Use CUDA streams in all pylibcudf calls made by cudf-polars #20291

TomAugspurger · 2025-10-16T21:41:46Z

Description

This adds CUDA streams to all pylibcudf calls in cudf-polars.

At the moment, we continue to use the default stream for all operations, so we're explicitly using the default stream. A future PR will update things to use non-default streams.

As far as I can tell, this should get all the pylibcudf calls in cudf-polars. It's a lot of code to review. Unfortunately, it mixes many trivial changes (add stream=stream to a bunch of spots) with a handful of non-trivial changes. I'll comment inline on all the non-trivial changes. I'm more than happy to break those changes out to their own PR (but it gets complicated.
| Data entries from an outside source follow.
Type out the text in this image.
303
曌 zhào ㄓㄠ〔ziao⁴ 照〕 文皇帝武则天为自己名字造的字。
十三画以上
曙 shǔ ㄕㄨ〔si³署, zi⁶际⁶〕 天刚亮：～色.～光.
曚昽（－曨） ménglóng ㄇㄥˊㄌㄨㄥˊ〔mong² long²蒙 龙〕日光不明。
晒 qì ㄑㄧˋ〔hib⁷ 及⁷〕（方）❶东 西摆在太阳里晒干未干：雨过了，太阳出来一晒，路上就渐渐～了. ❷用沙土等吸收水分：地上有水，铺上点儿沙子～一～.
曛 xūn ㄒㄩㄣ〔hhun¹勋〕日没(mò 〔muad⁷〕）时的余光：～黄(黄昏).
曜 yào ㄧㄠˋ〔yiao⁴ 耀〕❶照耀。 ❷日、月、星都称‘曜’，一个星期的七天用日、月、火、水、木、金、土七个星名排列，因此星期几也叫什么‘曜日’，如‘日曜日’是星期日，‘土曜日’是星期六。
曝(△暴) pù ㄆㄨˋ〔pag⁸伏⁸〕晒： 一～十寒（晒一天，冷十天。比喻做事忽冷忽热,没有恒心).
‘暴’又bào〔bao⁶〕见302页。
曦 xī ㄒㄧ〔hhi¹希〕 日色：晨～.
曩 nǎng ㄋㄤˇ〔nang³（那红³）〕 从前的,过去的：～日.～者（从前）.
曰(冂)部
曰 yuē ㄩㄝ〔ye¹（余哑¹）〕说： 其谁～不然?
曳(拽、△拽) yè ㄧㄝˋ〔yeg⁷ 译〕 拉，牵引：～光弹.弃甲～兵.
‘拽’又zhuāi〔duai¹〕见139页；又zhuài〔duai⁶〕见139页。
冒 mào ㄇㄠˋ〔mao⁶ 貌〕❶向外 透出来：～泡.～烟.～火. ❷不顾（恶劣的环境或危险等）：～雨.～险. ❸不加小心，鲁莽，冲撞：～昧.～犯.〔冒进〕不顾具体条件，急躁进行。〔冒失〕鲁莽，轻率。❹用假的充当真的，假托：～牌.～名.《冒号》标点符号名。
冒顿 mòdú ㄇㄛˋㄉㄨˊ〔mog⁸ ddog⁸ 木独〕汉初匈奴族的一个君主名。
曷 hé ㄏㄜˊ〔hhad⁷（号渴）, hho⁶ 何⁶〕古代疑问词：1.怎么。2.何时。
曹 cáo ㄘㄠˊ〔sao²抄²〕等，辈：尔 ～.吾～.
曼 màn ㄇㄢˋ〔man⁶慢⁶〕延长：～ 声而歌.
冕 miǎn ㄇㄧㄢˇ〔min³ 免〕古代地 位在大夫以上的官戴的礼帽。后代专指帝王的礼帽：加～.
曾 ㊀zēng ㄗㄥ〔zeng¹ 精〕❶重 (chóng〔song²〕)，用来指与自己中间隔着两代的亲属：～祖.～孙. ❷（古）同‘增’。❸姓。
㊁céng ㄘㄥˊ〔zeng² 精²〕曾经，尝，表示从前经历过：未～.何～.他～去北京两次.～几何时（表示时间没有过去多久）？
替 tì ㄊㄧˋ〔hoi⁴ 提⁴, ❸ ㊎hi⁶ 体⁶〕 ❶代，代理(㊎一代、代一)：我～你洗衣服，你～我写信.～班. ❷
The changes to Column.nan_count, for example, forces the change to broadcast and aggregation.py...)

Closes #20239

Part of #20228

copy-pr-bot · 2025-10-16T21:41:49Z

Auto-sync is disabled for draft pull requests in this repository. Workflows must be run manually.

Contributors can view more details about this message here.

TomAugspurger

I haven't finished flagging the non-trivial changes, but I have to run. I'll finish that up later.
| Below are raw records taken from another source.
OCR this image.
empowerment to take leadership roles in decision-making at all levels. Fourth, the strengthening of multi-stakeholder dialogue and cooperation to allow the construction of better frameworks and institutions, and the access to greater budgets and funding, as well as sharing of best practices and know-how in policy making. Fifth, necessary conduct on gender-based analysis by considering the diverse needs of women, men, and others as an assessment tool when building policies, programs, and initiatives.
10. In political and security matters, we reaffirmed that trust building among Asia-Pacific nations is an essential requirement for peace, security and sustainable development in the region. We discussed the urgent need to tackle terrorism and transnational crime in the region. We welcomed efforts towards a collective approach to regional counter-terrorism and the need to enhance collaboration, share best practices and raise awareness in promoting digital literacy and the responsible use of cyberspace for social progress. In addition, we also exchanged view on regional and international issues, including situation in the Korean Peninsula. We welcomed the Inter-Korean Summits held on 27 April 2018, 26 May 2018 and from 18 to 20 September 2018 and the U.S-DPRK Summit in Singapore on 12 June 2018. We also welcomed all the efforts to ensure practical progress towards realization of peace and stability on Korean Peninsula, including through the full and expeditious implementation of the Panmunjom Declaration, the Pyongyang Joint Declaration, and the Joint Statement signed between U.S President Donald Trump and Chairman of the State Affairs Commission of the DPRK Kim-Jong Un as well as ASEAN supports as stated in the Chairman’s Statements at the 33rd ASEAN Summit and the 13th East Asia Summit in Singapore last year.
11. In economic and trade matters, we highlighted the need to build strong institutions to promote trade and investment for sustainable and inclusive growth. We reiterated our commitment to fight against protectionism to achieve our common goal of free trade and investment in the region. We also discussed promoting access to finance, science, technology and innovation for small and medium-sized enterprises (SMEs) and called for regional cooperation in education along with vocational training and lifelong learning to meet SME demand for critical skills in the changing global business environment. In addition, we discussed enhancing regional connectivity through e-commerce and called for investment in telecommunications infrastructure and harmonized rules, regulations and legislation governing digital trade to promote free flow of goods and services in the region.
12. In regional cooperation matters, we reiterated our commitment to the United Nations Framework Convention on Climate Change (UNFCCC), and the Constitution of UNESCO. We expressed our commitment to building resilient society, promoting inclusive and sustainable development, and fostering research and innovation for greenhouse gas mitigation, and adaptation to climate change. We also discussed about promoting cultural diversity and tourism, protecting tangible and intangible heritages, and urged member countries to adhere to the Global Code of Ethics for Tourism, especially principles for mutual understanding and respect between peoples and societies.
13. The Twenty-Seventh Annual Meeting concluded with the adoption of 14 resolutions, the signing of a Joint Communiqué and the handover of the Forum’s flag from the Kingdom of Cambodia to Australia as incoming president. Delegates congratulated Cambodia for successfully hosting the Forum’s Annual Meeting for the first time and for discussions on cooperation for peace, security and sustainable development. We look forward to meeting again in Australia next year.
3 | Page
python/cudf_polars/cudf_polars/containers/column.py

python/cudf_polars/cudf_polars/dsl/expressions/aggregation.py

python/cudf_polars/cudf_polars/dsl/expressions/boolean.py

python/cudf_polars/cudf_polars/dsl/expressions/rolling.py

python/cudf_polars/cudf_polars/dsl/utils/windows.py

python/cudf_polars/cudf_polars/dsl/ir.py

python/cudf_polars/cudf_polars/dsl/to_ast.py

python/cudf_polars/cudf_polars/experimental/base.py

python/cudf_polars/cudf_polars/experimental/sort.py

python/cudf_polars/cudf_polars/utils/cuda_stream.py

This adds CUDA streams to all pylibcudf calls in cudf-polars. At the moment, we continue to use the default stream for all operations, so we're *explicitly* using the default stream. A future PR will update things to use non-default streams.
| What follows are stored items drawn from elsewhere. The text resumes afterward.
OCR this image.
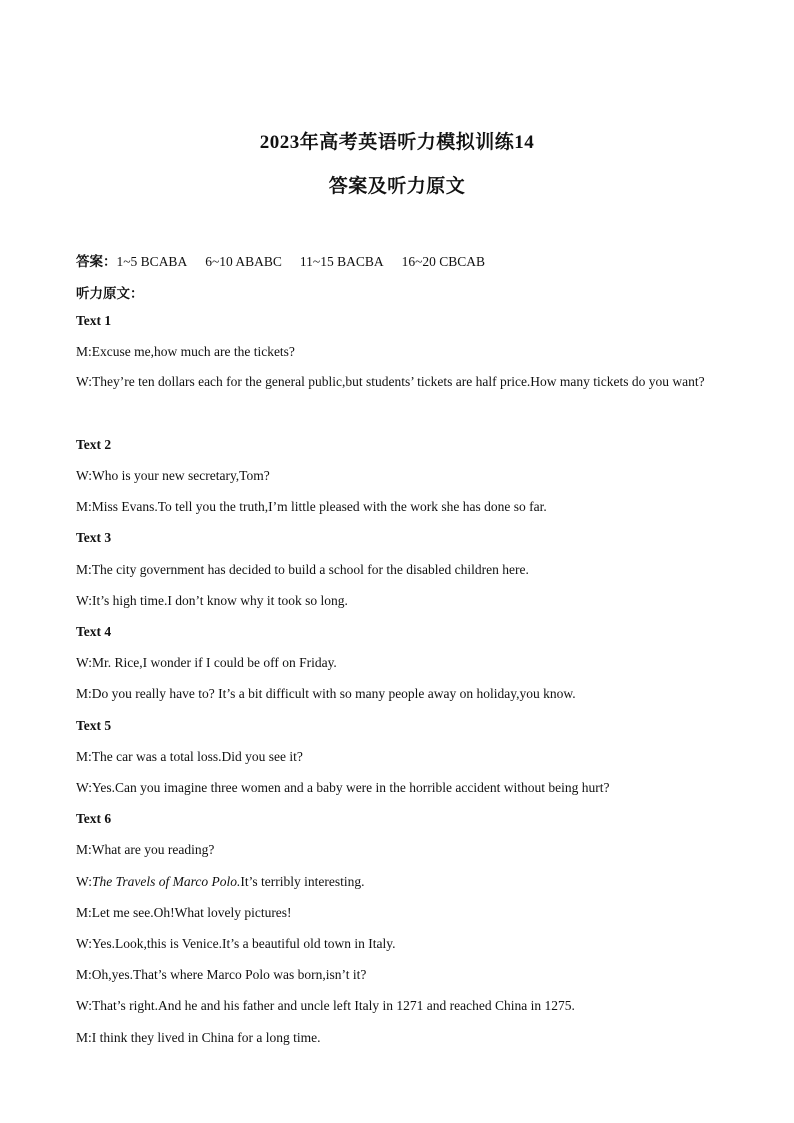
2023年高考英语听力模拟训练14
答案及听力原文
答案：1~5 BCABA 6~10 ABABC 11~15 BACBA 16~20 CBCAB
听力原文：
Text 1
M:Excuse me,how much are the tickets?
W:They’re ten dollars each for the general public,but students’ tickets are half price.How many tickets do you want?
Text 2
W:Who is your new secretary,Tom?
M:Miss Evans.To tell you the truth,I’m little pleased with the work she has done so far.
Text 3
M:The city government has decided to build a school for the disabled children here.
W:It’s high time.I don’t know why it took so long.
Text 4
W:Mr. Rice,I wonder if I could be off on Friday.
M:Do you really have to? It’s a bit difficult with so many people away on holiday,you know.
Text 5
M:The car was a total loss.Did you see it?
W:Yes.Can you imagine three women and a baby were in the horrible accident without being hurt?
Text 6
M:What are you reading?
W:The Travels of Marco Polo.It’s terribly interesting.
M:Let me see.Oh!What lovely pictures!
W:Yes.Look,this is Venice.It’s a beautiful old town in Italy.
M:Oh,yes.That’s where Marco Polo was born,isn’t it?
W:That’s right.And he and his father and uncle left Italy in 1271 and reached China in 1275.
M:I think they lived in China for a long time.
python/cudf_polars/cudf_polars/experimental/base.py

python/cudf_polars/cudf_polars/dsl/ir.py

This adds CUDA streams to `cudf_polars.dsl.expressions.aggregation`. Streams are still missing from some `cudf_polars.containers.Column` calls in this file, but all the directly pylibcudf calls should be covered. Split off rapidsai#20291.

TomAugspurger

The remaining non-trivial changes.

python/cudf_polars/cudf_polars/experimental/explain.py

python/cudf_polars/cudf_polars/experimental/statistics.py

python/cudf_polars/cudf_polars/experimental/base.py

…cuda-stream-everything

python/cudf_polars/cudf_polars/containers/column.py

python/cudf_polars/cudf_polars/experimental/base.py

Matt711 · 2025-10-23T18:26:41Z

python/cudf_polars/cudf_polars/dsl/ir.py

-            ast_result = to_ast(predicate)
+            stream = get_cuda_stream()
+            ast_result = to_ast(predicate, stream=stream)
+            stream.synchronize()


Wait...Why are we synchronizing here?

See the discussion at #20291 (comment). In these spots, we don't have natural access to a CUDA stream like we do in IR.do_evaluate. But, we do need to ensure that the output is valid by the time we use the result. So our two options were

Have some sort of well-known stream ("a stream singleton" I called it) that can do these things and be synchronized with before using the result

Ensure the result is valid before returning control flow to the rest of the program (i.e. call stream.syncrhonize()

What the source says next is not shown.